Required To Submit To A Polygraph As A Personal Injury Plaintiff?

If you've recently been injured in a car crash, slip and fall, or other type of negligence-borne accident, you may be working with your insurance company (and perhaps a lawyer) to seek repayment for your medical expenses and other costs incurred. And while you were likely expecting to have to turn over some documentation during the discovery process, you may be shocked to find out the defendant is requesting you take a polygraph before the case can proceed. Here are the uses of polygraphs in personal injury cases, as well as what you can do to prepare for this process. 

Can you be required to submit to a polygraph exam? 

Because polygraph testing can be expensive and time-consuming, it's generally pulled out as a tool only when the defense has some reason to suspect that you or other witnesses aren't telling the truth about the incident that led to injury. 

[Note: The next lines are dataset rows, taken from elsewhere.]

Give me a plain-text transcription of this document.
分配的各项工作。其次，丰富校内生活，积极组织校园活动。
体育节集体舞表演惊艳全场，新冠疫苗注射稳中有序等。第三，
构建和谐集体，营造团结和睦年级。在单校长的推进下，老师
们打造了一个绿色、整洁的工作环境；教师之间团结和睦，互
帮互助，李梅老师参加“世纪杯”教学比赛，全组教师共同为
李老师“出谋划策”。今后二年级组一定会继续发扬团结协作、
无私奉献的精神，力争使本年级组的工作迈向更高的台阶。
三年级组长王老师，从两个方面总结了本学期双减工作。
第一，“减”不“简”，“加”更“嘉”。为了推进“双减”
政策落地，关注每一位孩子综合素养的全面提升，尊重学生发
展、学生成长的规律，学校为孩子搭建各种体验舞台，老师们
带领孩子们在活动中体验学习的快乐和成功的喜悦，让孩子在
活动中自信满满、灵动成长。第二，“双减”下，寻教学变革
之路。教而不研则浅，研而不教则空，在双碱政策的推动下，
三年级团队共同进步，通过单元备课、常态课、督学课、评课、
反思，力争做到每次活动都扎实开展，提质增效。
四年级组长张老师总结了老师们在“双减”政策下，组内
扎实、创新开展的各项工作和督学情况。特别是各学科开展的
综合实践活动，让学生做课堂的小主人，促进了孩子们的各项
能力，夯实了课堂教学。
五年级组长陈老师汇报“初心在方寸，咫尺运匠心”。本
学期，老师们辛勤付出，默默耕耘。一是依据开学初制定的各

If you're not willing to voluntarily submit to an exam, the defendant may be able to seek a court subpoena requiring you to show up at a certain time and place so that the exam can be administered. While the defendant does need to provide some concrete reasons why a subpoena for polygraph testing is necessary, the rules of evidence in personal injury cases in most states are elastic enough that judges will approve this request, even if the polygraph results are later deemed inadmissible.  

What should you do to prepare yourself for a polygraph exam?

While you may feel tempted to do whatever you can to calm your nerves before the exam, being nervous is OK – this will help establish a baseline so that your heart doesn't immediately begin racing or your palms sweating as the first question is posed. Being nervous is a completely understandable reaction for anyone undergoing a polygraph exam for the first time, so it's very unlikely this nervousness will be viewed by the judge or jury in a negative light. 

You'll also want to ensure you listen carefully to each question and pause for a moment before responding. Even if it's a simple baseline question like your age, the name of the street you live on, or your favorite animal, taking a moment to compose yourself before you respond can keep you from being lulled into a quick pattern of responses that may trip you up if you're asked a hard-to-follow question (or if, after a series of questions designed to elicit "yes" answers, the asker then switches to "no" questions).